Oh, it's the principal of the thing, right? So what.
Forget about the car keeping tabs on you, it's your cell phone that you need to worry about.
YOU may need to worry that is, I don't.
Of course, you're entitled to your opinion and we can disagree and be civil and I don´t want to get into an ongoing debate about this.
But let me point put that the right and desire for privacy is not about hiding wrongdoing and that, in fact, it has generally been considered wrong to track and surveill people without significant cause and legal process in a free country.
Also, let me point out that surveillance is often a precedent for control.

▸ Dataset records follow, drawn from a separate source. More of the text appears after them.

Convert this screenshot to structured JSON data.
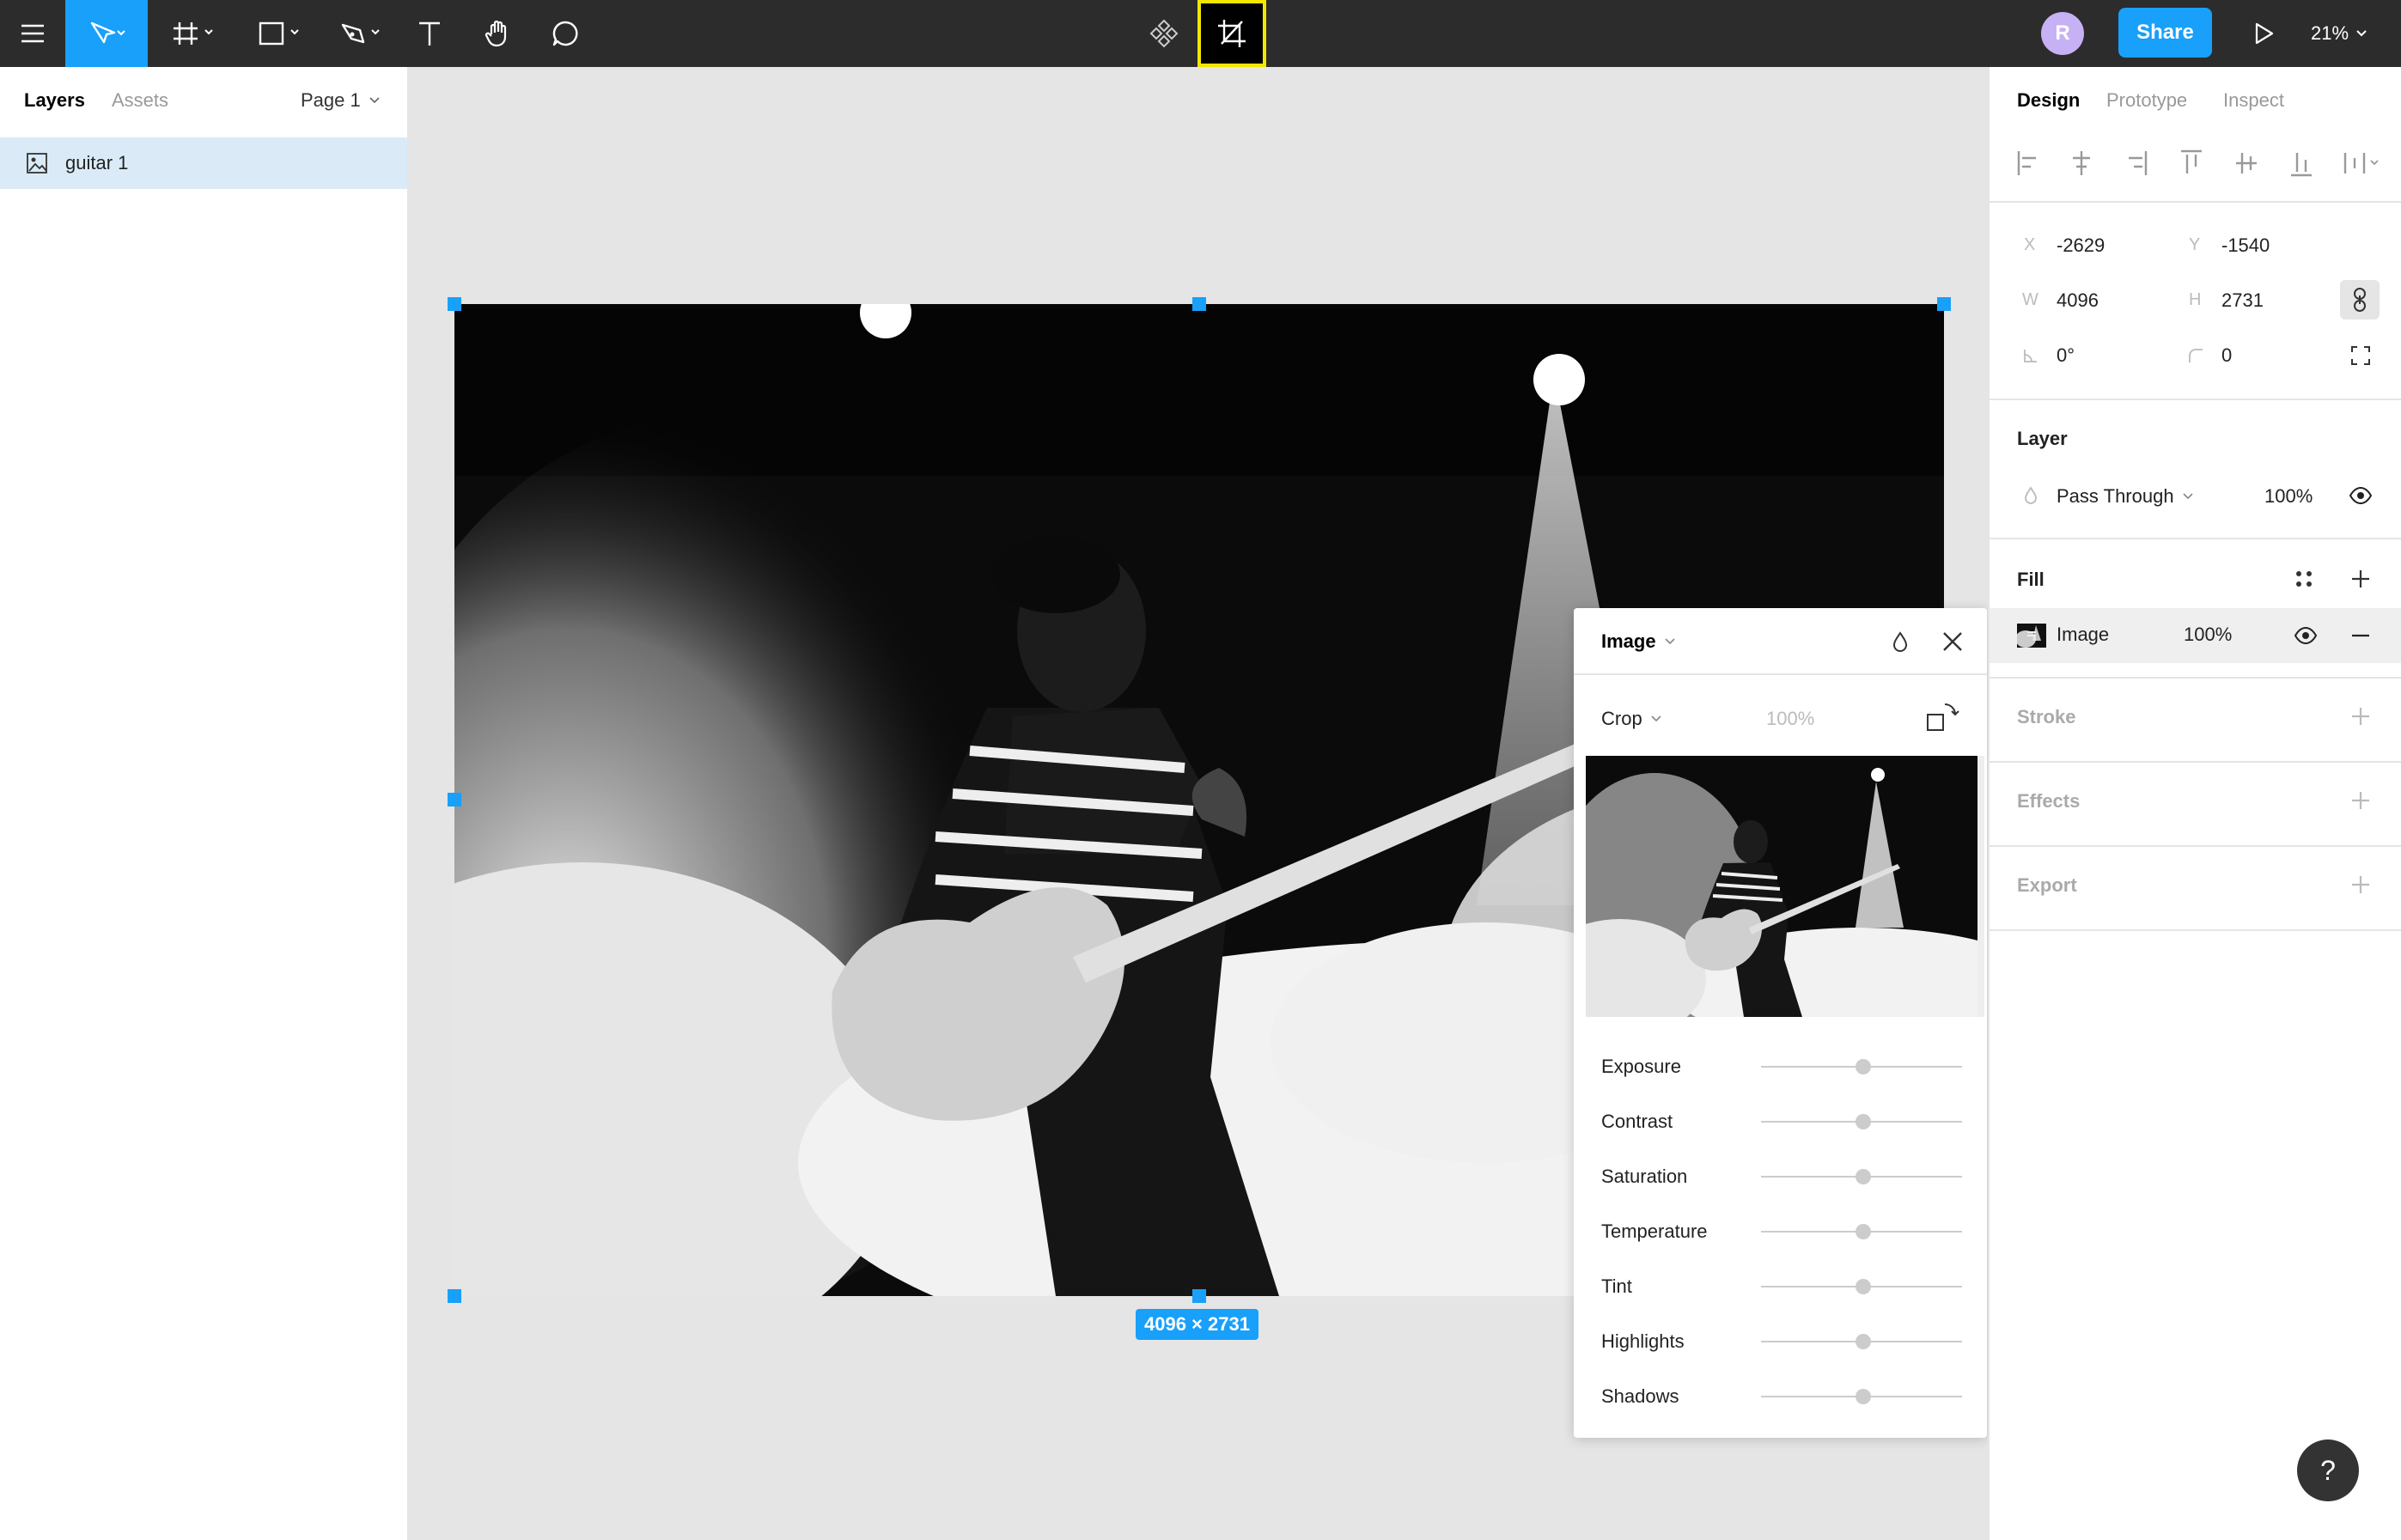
{
  "toolbar": {
    "share_label": "Share",
    "zoom": "21%",
    "avatar_initial": "R",
    "accent": "#18a0fb",
    "crop_highlight": "#f3e600"
  },
  "left_panel": {
    "tab_layers": "Layers",
    "tab_assets": "Assets",
    "page_selector": "Page 1",
    "layers": [
      {
        "name": "guitar 1",
        "icon": "image-icon",
        "selected": true
      }
    ]
  },
  "canvas": {
    "dimensions_label": "4096 × 2731"
  },
  "image_popup": {
    "title": "Image",
    "mode": "Crop",
    "opacity": "100%",
    "adjustments": [
      {
        "label": "Exposure",
        "value": 0
      },
      {
        "label": "Contrast",
        "value": 0
      },
      {
        "label": "Saturation",
        "value": 0
      },
      {
        "label": "Temperature",
        "value": 0
      },
      {
        "label": "Tint",
        "value": 0
      },
      {
        "label": "Highlights",
        "value": 0
      },
      {
        "label": "Shadows",
        "value": 0
      }
    ]
  },
  "right_panel": {
    "tab_design": "Design",
    "tab_prototype": "Prototype",
    "tab_inspect": "Inspect",
    "x_label": "X",
    "x_value": "-2629",
    "y_label": "Y",
    "y_value": "-1540",
    "w_label": "W",
    "w_value": "4096",
    "h_label": "H",
    "h_value": "2731",
    "rotation": "0°",
    "radius": "0",
    "layer_title": "Layer",
    "blend_mode": "Pass Through",
    "layer_opacity": "100%",
    "fill_title": "Fill",
    "fill_type": "Image",
    "fill_opacity": "100%",
    "stroke_title": "Stroke",
    "effects_title": "Effects",
    "export_title": "Export"
  },
  "help_label": "?"
}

And that it is not just the surveilled who might "do something wrong", but the surveillers who often engage in wrongdoing, simply because "absolute power corrupts absolutely" as Lord Acton said. And being able to track so many people at once in real time, while it might not be absolute power, is a heck of a lot of power and the temptation to misuse it is great and the odds that it will never or seldom be misused is quite minuscule.
So yes, the principle is important, but this is not just about the principle, its about the practice. You are free not to worry about it, but it is hardly a trivial matter.
As far as the phone, I do agree with you- The phone tracking is concerning and should be addressed. But one wrong turn does not deserve another. I'd rather not be tracked at all. But I'd rather be tracked less than more. And if the car tracking truly didn´t matter, they wouldn´t have bothered to spend money designing the hardware and software and building it into the car. So obviously they do get some additional tracking out of the connected car "services" than they do from just your cellular phone, otherwise why spend those resources?
You're free to ignore the issue all you want, but that doesn´t mean its not an important issue for individuals and society at large. And at the end of the day Mazda needs to give its car owners at the very least a physical disconnect OPTION of whether to drink this poison or not, not just a setting that can be remotely reactivated at any time by Mazda or others.